Of course now you have options. You can flat out retire if you choose to do so. Or you can continue to work at your current job or even decide to change career paths, possibly to something that is more rewarding to you emotionally even if the financial rewards aren't there. You can go bum around on the beach 24/7 if that's what you want to do. You can finally devote time to those hobbies you never got around to learning. Spend a lot more time with family and friends. As you can see the opportunities are essentially limited to your imagination.
I have two options as far as I'm concerned.. Option 1 has me working until I reach full financial independence, with plenty of margin of safety of course, and then retiring early. At that point I'll continue to blog/write to earn a bit of extra income but replace a lot of my days with time with family and hobbies. There's so many things that I want to learn and explore but unfortunately I just don't have time for right now. Things like woodworking, digital photography, wilderness survival skills, a road trip around the United States, and the list could go on and on.

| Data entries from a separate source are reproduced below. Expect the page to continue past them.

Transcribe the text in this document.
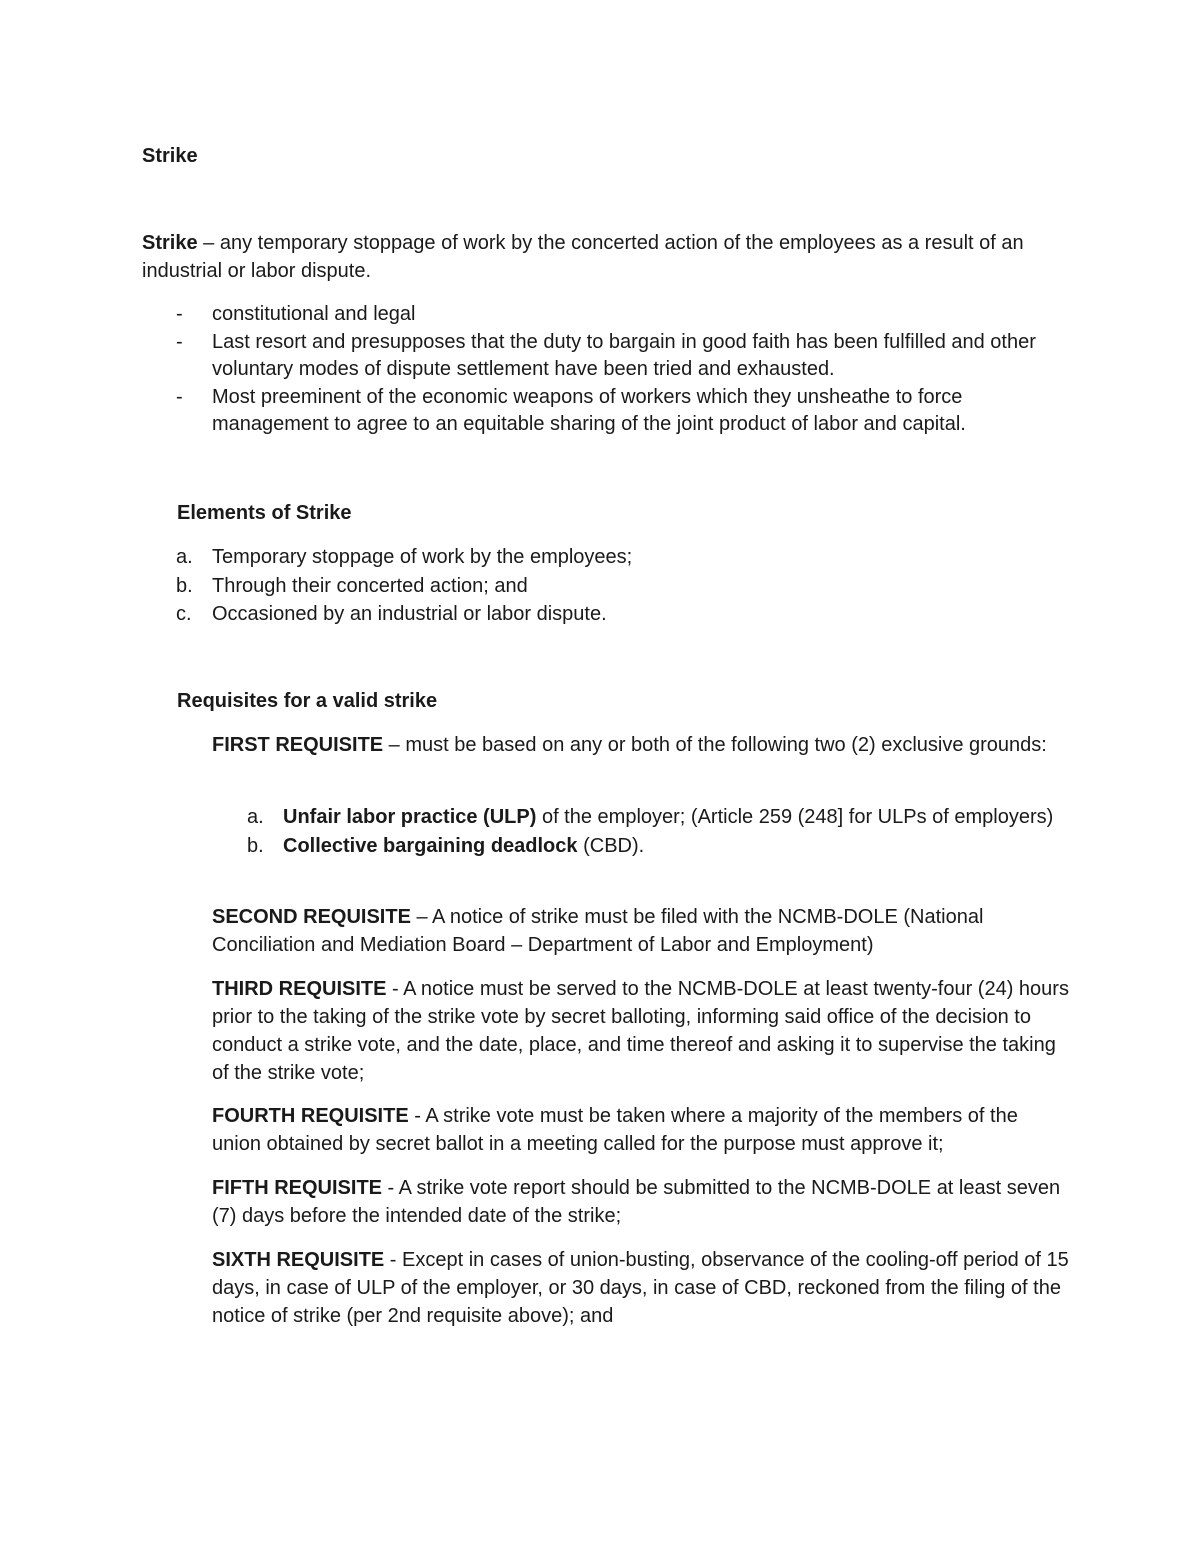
Strike

Strike – any temporary stoppage of work by the concerted action of the employees as a result of an industrial or labor dispute.

- constitutional and legal
- Last resort and presupposes that the duty to bargain in good faith has been fulfilled and other voluntary modes of dispute settlement have been tried and exhausted.
- Most preeminent of the economic weapons of workers which they unsheathe to force management to agree to an equitable sharing of the joint product of labor and capital.
Elements of Strike
a. Temporary stoppage of work by the employees;
b. Through their concerted action; and
c. Occasioned by an industrial or labor dispute.
Requisites for a valid strike

FIRST REQUISITE – must be based on any or both of the following two (2) exclusive grounds:

a. Unfair labor practice (ULP) of the employer; (Article 259 (248] for ULPs of employers)
b. Collective bargaining deadlock (CBD).

SECOND REQUISITE – A notice of strike must be filed with the NCMB-DOLE (National Conciliation and Mediation Board – Department of Labor and Employment)

THIRD REQUISITE - A notice must be served to the NCMB-DOLE at least twenty-four (24) hours prior to the taking of the strike vote by secret balloting, informing said office of the decision to conduct a strike vote, and the date, place, and time thereof and asking it to supervise the taking of the strike vote;

FOURTH REQUISITE - A strike vote must be taken where a majority of the members of the union obtained by secret ballot in a meeting called for the purpose must approve it;

FIFTH REQUISITE - A strike vote report should be submitted to the NCMB-DOLE at least seven (7) days before the intended date of the strike;

SIXTH REQUISITE - Except in cases of union-busting, observance of the cooling-off period of 15 days, in case of ULP of the employer, or 30 days, in case of CBD, reckoned from the filing of the notice of strike (per 2nd requisite above); and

Option 2 is a bit different route but leads to the same result. My other option would be to work until I've partially reached financial independence and then take a lower paying job that allows us to just continually reinvest the dividends we receive and save a little extra. Obviously this route would take longer to reach financial independence but it would allow me to slow down the pace of life earlier. I currently work a job where I'm constantly on the go and it requires me to be out of town, and away from family, for a couple weeks at a time. I really enjoy the job but the schedule, or lack thereof, is what's the hardest part. By switching careers and taking a lower paying job I could reclaim more of my time earlier but it would take a bit longer to become truly financially independent.
Based on my crossover point spreadsheet I'd still need to work another 9 years to reach my crossover point or 10 years to factor in a 15% margin of safety. Although this calculator doesn't factor in being able to tap into my retirement accounts at all which there are ways to do that before your typical retirement age, but I'm not sure what kind of monthly cash flow I could expect to receive from those. The calculator also doesn't factor in that I could most likely increase my income from my blog and writing on Seeking Alpha. In 2014 I earned almost $1,400 and I know with more time dedicated to both of these I could ramp up my focus on both of these potential sources of income that could help make up some of the gap. If in the meantime I could bump those numbers up to at least $2,500 this year I'd be more confident in my ability to generate income online and potentially hit a modified FI. My wife also has no intentions of quitting her job forever barring the health and needs of our son. With her continuing to work we would be much more secure financially.
Option 1 would be the quickest route to true financial independence. One bonus with Option 1 is that it would allow us to pay off our mortgage which decreases the amount of monthly passive income we need by $900. However, Option 2 would allow me to enjoy some of my post financial independence plans while still working away to finish up the last few years. Obviously there's a lot of factors going into that decision and it's not one that I have a realistic option to make at this time if I still want to retire by 40. There's still a long way for us to go until we can be within earshot of calling ourselves financially independent so if my goal of reaching it by 40 is still feasible, which I believe it is, then I have to keep to my current grindstone. As I've gotten older and worked closer to my freedom and grown my family, I've started to lean more and more towards Option 2. Time with my family and freedom to do what I want whenever I want without having to be ready to work at the drop of a hat has become more and more important to me. It's funny how a small child can do that.
So I have some questions for all of you.
1. When do you project you will reach your crossover point?
2. What's your plan when you reach financial independence?
3. Which option do you think I should go for?